Looking at the terms of s 206(c), there can be no serious argument that the appellant deliberately disobeyed an order of direction of the Court by refusing to take the oath. The mens rea element of “wilfully” was clearly present. There is no direct case law on the actus reus component of “without lawful excuse”. However, Ms Sargeson was not able to point to any lawful excuse which might assist in the circumstances of this case. Fear of reprisal, threatened social isolation, misguided but understandable feelings of family or whānau loyalty, may all operate, as I am sure they did in this case. But such matters cannot be regarded as a “lawful excuse”. Witnesses who, for whatever reason, take the line of least resistance when faced with hostility or threats are unwittingly or otherwise contributing to perversions of the course of justice.
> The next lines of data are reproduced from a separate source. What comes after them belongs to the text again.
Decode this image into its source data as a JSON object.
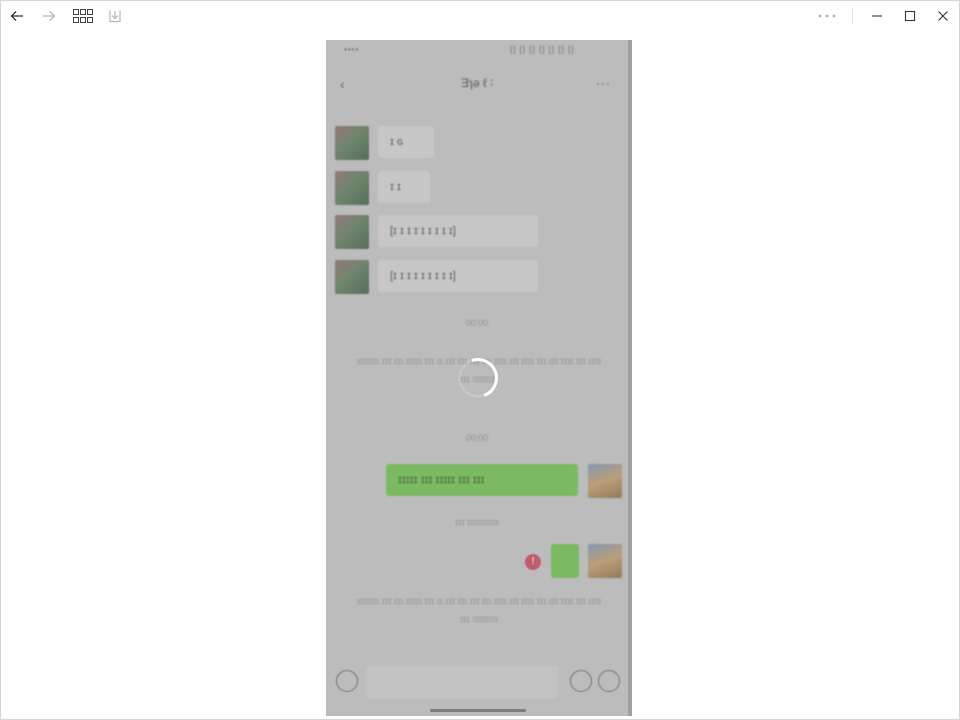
{
  "titlebar": {
    "icons": [
      "arrow-left-icon",
      "arrow-right-icon",
      "grid-icon",
      "download-icon",
      "more-icon",
      "minimize-icon",
      "maximize-icon",
      "close-icon"
    ]
  },
  "image": {
    "status_left": "•••• ",
    "status_right": "[] [] [] [] [] [] []",
    "nav_back": "‹",
    "nav_title": "Ǝɿə ℓ ∶",
    "nav_more": "···",
    "bubbles_in": [
      "ɪ ɢ",
      "ɪ ɪ",
      "[ɪ ɪ ɪ ɪ ɪ ɪ ɪ ɪ ɪ]",
      "[ɪ ɪ ɪ ɪ ɪ ɪ ɪ ɪ ɪ]"
    ],
    "sys_time_1": "00:00",
    "para_1": "ɪɪɪɪɪɪɪ ɪɪɪ ɪɪɪ ɪɪɪɪɪ ɪɪɪ ɪɪ ɪɪɪ ɪɪɪ ɪɪɪ ɪɪɪ ɪɪɪɪ ɪɪɪ ɪɪɪɪ ɪɪɪ ɪɪɪ ɪɪɪɪ ɪɪɪ ɪɪɪɪ ɪɪɪ ɪɪɪɪɪɪɪɪ",
    "sys_time_2": "00:00",
    "bubble_out": "ɪɪɪɪɪ ɪɪɪ ɪɪɪɪɪ ɪɪɪ ɪɪɪ",
    "sys_note": "ɪɪɪ ɪɪɪɪɪɪɪɪɪɪ",
    "err_mark": "!",
    "para_2": "ɪɪɪɪɪɪɪ ɪɪɪ ɪɪɪ ɪɪɪɪɪ ɪɪɪ ɪɪ ɪɪɪ ɪɪɪ ɪɪɪ ɪɪɪ ɪɪɪɪ ɪɪɪ ɪɪɪɪ ɪɪɪ ɪɪɪ ɪɪɪɪ ɪɪɪ ɪɪɪɪ ɪɪɪ ɪɪɪɪɪɪɪɪ"
  },
  "colors": {
    "accent_green": "#6dba4c",
    "overlay_gray": "#bcbcbc",
    "error_red": "#c0485a"
  }
}
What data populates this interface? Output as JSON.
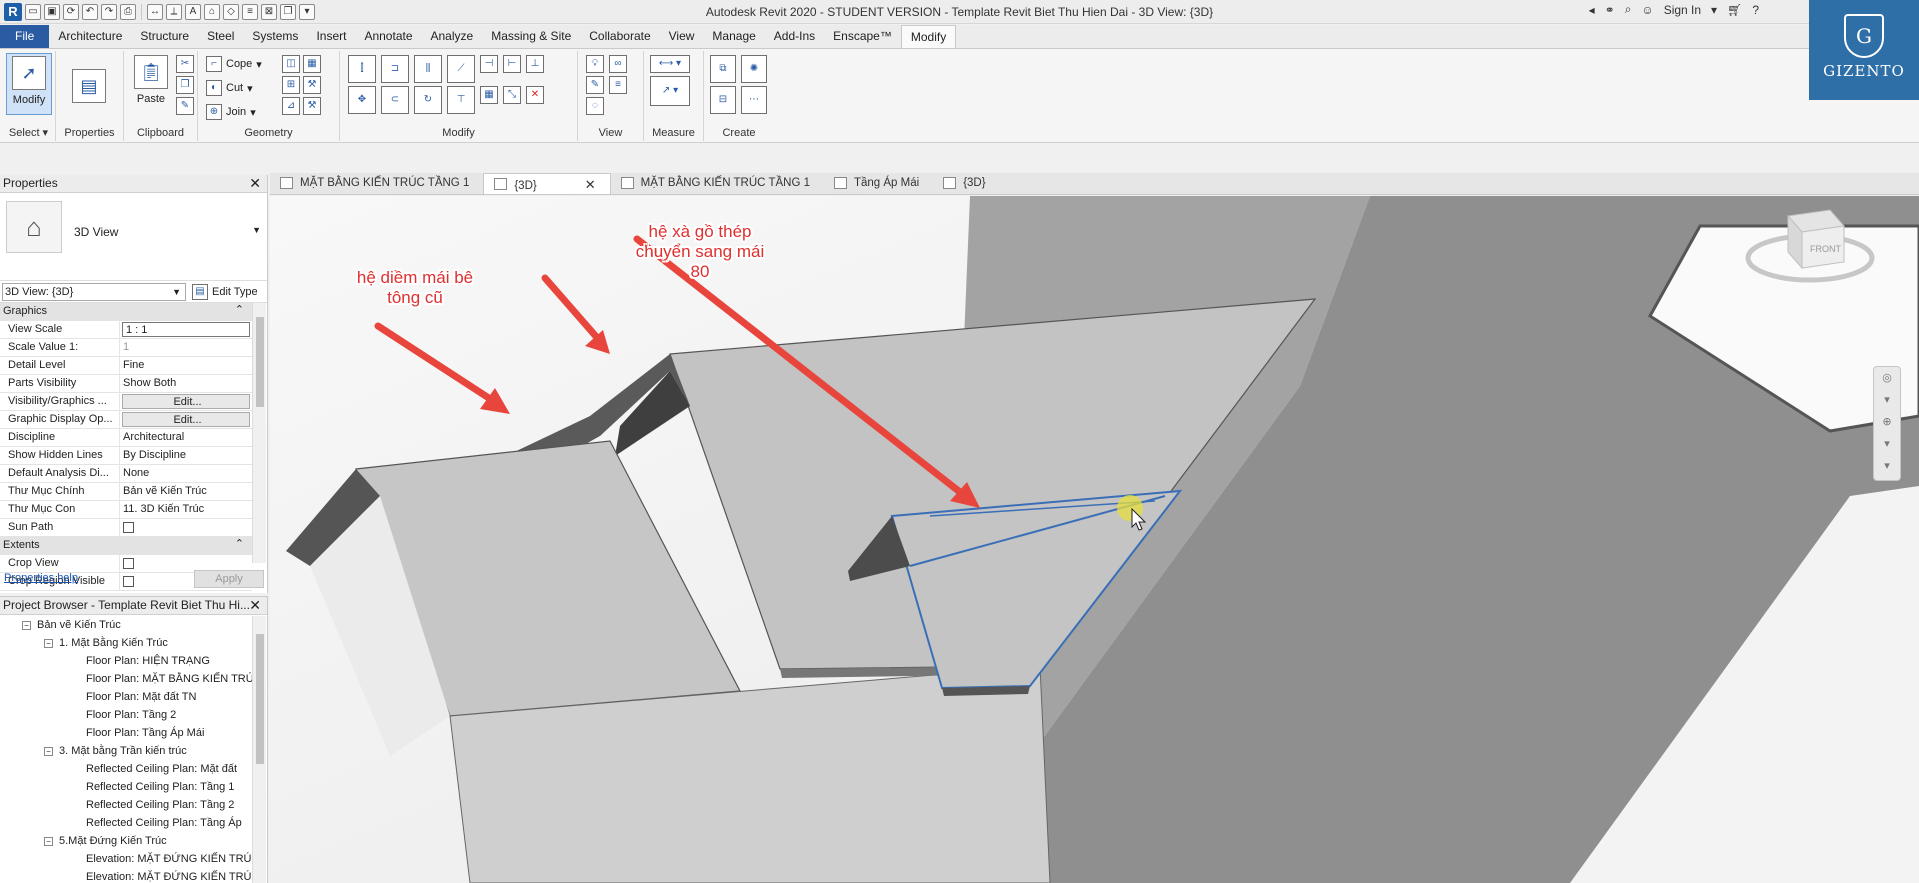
{
  "app": {
    "title": "Autodesk Revit 2020 - STUDENT VERSION - Template Revit Biet Thu Hien Dai - 3D View: {3D}",
    "sign_in": "Sign In"
  },
  "ribbon": {
    "tabs": [
      "File",
      "Architecture",
      "Structure",
      "Steel",
      "Systems",
      "Insert",
      "Annotate",
      "Analyze",
      "Massing & Site",
      "Collaborate",
      "View",
      "Manage",
      "Add-Ins",
      "Enscape™",
      "Modify"
    ],
    "active_tab": "Modify",
    "groups": {
      "select": "Select",
      "properties": "Properties",
      "clipboard": "Clipboard",
      "geometry": "Geometry",
      "modify": "Modify",
      "view": "View",
      "measure": "Measure",
      "create": "Create"
    },
    "buttons": {
      "modify": "Modify",
      "paste": "Paste",
      "cope": "Cope",
      "cut": "Cut",
      "join": "Join"
    }
  },
  "logo": {
    "name": "GIZENTO",
    "letter": "G"
  },
  "properties": {
    "header": "Properties",
    "type_name": "3D View",
    "instance": "3D View: {3D}",
    "edit_type": "Edit Type",
    "rows": [
      {
        "kind": "section",
        "name": "Graphics"
      },
      {
        "name": "View Scale",
        "value": "1 : 1",
        "style": "box"
      },
      {
        "name": "Scale Value    1:",
        "value": "1",
        "style": "grey",
        "grey": true
      },
      {
        "name": "Detail Level",
        "value": "Fine"
      },
      {
        "name": "Parts Visibility",
        "value": "Show Both"
      },
      {
        "name": "Visibility/Graphics ...",
        "value": "Edit...",
        "style": "btn"
      },
      {
        "name": "Graphic Display Op...",
        "value": "Edit...",
        "style": "btn"
      },
      {
        "name": "Discipline",
        "value": "Architectural"
      },
      {
        "name": "Show Hidden Lines",
        "value": "By Discipline"
      },
      {
        "name": "Default Analysis Di...",
        "value": "None"
      },
      {
        "name": "Thư Mục Chính",
        "value": "Bản vẽ Kiến Trúc"
      },
      {
        "name": "Thư Mục Con",
        "value": "11. 3D Kiến Trúc"
      },
      {
        "name": "Sun Path",
        "value": "",
        "style": "check"
      },
      {
        "kind": "section",
        "name": "Extents"
      },
      {
        "name": "Crop View",
        "value": "",
        "style": "check"
      },
      {
        "name": "Crop Region Visible",
        "value": "",
        "style": "check"
      }
    ],
    "help": "Properties help",
    "apply": "Apply"
  },
  "browser": {
    "header": "Project Browser - Template Revit Biet Thu Hi...",
    "nodes": [
      {
        "level": 1,
        "toggle": "−",
        "label": "Bản vẽ Kiến Trúc"
      },
      {
        "level": 2,
        "toggle": "−",
        "label": "1. Mặt Bằng Kiến Trúc"
      },
      {
        "level": 3,
        "label": "Floor Plan: HIỆN TRẠNG"
      },
      {
        "level": 3,
        "label": "Floor Plan: MẶT BẰNG KIẾN TRÚ"
      },
      {
        "level": 3,
        "label": "Floor Plan: Mặt đất TN"
      },
      {
        "level": 3,
        "label": "Floor Plan: Tầng 2"
      },
      {
        "level": 3,
        "label": "Floor Plan: Tầng Áp Mái"
      },
      {
        "level": 2,
        "toggle": "−",
        "label": "3. Mặt bằng Trần kiến trúc"
      },
      {
        "level": 3,
        "label": "Reflected Ceiling Plan: Mặt đất"
      },
      {
        "level": 3,
        "label": "Reflected Ceiling Plan: Tầng 1"
      },
      {
        "level": 3,
        "label": "Reflected Ceiling Plan: Tầng 2"
      },
      {
        "level": 3,
        "label": "Reflected Ceiling Plan: Tầng Áp"
      },
      {
        "level": 2,
        "toggle": "−",
        "label": "5.Mặt Đứng Kiến Trúc"
      },
      {
        "level": 3,
        "label": "Elevation: MẶT ĐỨNG KIẾN TRÚ"
      },
      {
        "level": 3,
        "label": "Elevation: MẶT ĐỨNG KIẾN TRÚ"
      }
    ]
  },
  "view_tabs": [
    {
      "label": "MẶT BẰNG KIẾN TRÚC TẦNG 1",
      "active": false
    },
    {
      "label": "{3D}",
      "active": true
    },
    {
      "label": "MẶT BẰNG KIẾN TRÚC TẦNG 1",
      "active": false
    },
    {
      "label": "Tầng Áp Mái",
      "active": false
    },
    {
      "label": "{3D}",
      "active": false
    }
  ],
  "annotations": {
    "left": "hệ diềm mái bê\ntông cũ",
    "right": "hệ xà gồ thép\nchuyển sang mái\n80"
  },
  "viewcube": {
    "face": "FRONT"
  },
  "colors": {
    "accent": "#2a5ca3",
    "annotation": "#e03030",
    "arrow": "#e8453c"
  }
}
[10] Those are, understandably, stern words, but it seems to me that the Court is justified in taking a more lenient approach in your case for the reasons I have already mentioned. And, again, I do not think that you could be fairly described as taking the line of least resistance because you are facing a serious threat from violence. In the end, while you might be thought of as possibly contributing to a perversion of the course of justice, in the sense that the jury did not bring a verdict favourable to the Crown, I think that would contain an element of hyperbole on the facts of this particular case.

[11] The other factor to be considered is that you are apologetic for the steps that you had to take. That is not to say you would have done anything different. You recognise, as I understand it, the importance of the Crown being able to call witnesses to give evidence and also that that importance extends to the defence’s ability to call witnesses and to have them give evidence. However, I think there are strong mitigating factors in this case.

[12] Overall, taking into account all of these factors, I think that your refusal to give evidence must be marked by a significant outcome, but not one that is out of proportion to the seriousness of the case.

1 Pandey v Police High Court New Plymouth CRI-2010-433-26, 15 December 2010


[13] You are sentenced to one month imprisonment, to be served cumulatively upon the sentences to which you are currently subject.